The USS Juneau wreckage was discovered on March 17 about 2.6 miles beneath the surface near the coast of the Solomon Islands in the South Pacific, according to a statement on Allen's website. The ship was sunk by a Japanese torpedo in November 1942. Only 10 men survived.

The ill-fated ship became infamous because it carried the five Sullivan brothers from Waterloo, Iowa, whose request to serve together led to their simultaneous deaths.

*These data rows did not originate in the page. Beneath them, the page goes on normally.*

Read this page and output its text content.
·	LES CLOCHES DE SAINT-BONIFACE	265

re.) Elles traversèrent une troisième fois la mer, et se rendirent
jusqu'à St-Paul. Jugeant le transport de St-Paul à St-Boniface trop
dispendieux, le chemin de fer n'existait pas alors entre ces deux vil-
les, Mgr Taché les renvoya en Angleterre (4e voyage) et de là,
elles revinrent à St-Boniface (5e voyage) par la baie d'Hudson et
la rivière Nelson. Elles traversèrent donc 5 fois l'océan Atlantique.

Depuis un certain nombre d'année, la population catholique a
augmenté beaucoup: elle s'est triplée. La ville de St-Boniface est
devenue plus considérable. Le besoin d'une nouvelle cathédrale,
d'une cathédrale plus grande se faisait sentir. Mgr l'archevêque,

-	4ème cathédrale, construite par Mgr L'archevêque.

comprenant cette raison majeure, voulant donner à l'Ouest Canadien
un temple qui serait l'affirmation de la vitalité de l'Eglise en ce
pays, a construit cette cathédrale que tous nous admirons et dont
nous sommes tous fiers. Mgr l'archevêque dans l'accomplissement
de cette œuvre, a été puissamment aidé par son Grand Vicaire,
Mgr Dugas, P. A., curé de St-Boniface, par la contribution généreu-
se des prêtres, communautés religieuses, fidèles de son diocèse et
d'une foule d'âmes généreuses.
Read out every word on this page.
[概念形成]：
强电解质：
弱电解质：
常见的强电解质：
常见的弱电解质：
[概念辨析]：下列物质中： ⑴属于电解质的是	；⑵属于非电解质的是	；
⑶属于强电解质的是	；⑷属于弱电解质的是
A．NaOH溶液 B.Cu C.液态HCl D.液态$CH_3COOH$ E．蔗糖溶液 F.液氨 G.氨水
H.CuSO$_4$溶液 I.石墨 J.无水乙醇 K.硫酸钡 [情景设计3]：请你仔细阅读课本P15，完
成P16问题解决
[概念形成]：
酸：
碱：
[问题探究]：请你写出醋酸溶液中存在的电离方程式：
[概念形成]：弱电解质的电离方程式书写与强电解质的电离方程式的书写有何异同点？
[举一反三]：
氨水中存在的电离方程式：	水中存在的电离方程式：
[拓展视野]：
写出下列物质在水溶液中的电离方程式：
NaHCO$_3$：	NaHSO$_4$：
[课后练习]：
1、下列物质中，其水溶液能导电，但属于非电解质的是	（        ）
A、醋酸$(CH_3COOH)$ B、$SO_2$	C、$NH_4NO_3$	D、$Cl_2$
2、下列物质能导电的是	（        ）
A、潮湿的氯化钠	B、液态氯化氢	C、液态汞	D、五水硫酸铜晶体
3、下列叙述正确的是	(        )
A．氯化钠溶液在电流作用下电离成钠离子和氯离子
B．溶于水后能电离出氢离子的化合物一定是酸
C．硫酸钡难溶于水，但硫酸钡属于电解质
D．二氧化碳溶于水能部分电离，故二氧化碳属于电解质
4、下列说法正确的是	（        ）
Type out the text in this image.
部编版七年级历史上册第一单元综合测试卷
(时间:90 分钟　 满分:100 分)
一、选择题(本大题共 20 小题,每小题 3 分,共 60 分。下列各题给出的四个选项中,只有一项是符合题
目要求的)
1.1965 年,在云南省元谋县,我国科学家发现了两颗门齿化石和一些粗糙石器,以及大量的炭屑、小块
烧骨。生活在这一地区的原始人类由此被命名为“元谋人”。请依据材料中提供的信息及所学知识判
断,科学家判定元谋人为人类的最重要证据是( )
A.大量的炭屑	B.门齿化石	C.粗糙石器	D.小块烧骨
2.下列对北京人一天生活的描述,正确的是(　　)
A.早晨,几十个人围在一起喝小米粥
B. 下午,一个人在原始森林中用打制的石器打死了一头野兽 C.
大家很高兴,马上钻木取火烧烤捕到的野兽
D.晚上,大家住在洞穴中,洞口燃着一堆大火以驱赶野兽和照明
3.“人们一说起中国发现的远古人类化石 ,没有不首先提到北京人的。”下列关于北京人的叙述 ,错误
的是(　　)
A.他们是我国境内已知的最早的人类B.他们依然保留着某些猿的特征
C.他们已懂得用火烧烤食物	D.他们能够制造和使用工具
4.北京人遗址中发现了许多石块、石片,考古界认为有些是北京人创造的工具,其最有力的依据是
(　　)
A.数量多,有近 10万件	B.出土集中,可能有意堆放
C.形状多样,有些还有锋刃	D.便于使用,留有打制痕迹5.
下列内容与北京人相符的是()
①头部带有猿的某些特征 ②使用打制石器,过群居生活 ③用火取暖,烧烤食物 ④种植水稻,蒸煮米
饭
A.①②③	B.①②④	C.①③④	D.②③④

Allen said the ship, which is named the R/V Petrel, first identified the ship using sonar on March 17, and a day later used an remotely operated underwater vehicle to confirm that the wreckage was the USS Juneau.Allen-led expeditions have also discovered the final resting place of other WWII ships, including the USS Lexington and the USS Indianapolis.

More from GeekWire:

The latest chapter of an Irish-American family tragedy played out on St. Patrick’s Day when an expedition team backed by Microsoft co-founder Paul Allen discovered the shipwreck of the USS Juneau in the South Pacific.

The Juneau was sunk by a Japanese torpedo during the Battle of Guadalcanal on Nov. 13, 1942, leading to the deaths of 687 sailors — including the five Sullivan Brothers.

The Sullivans insisted so forcefully on serving together that naval officers bent their rules against having brothers serving on the same ship during wartime.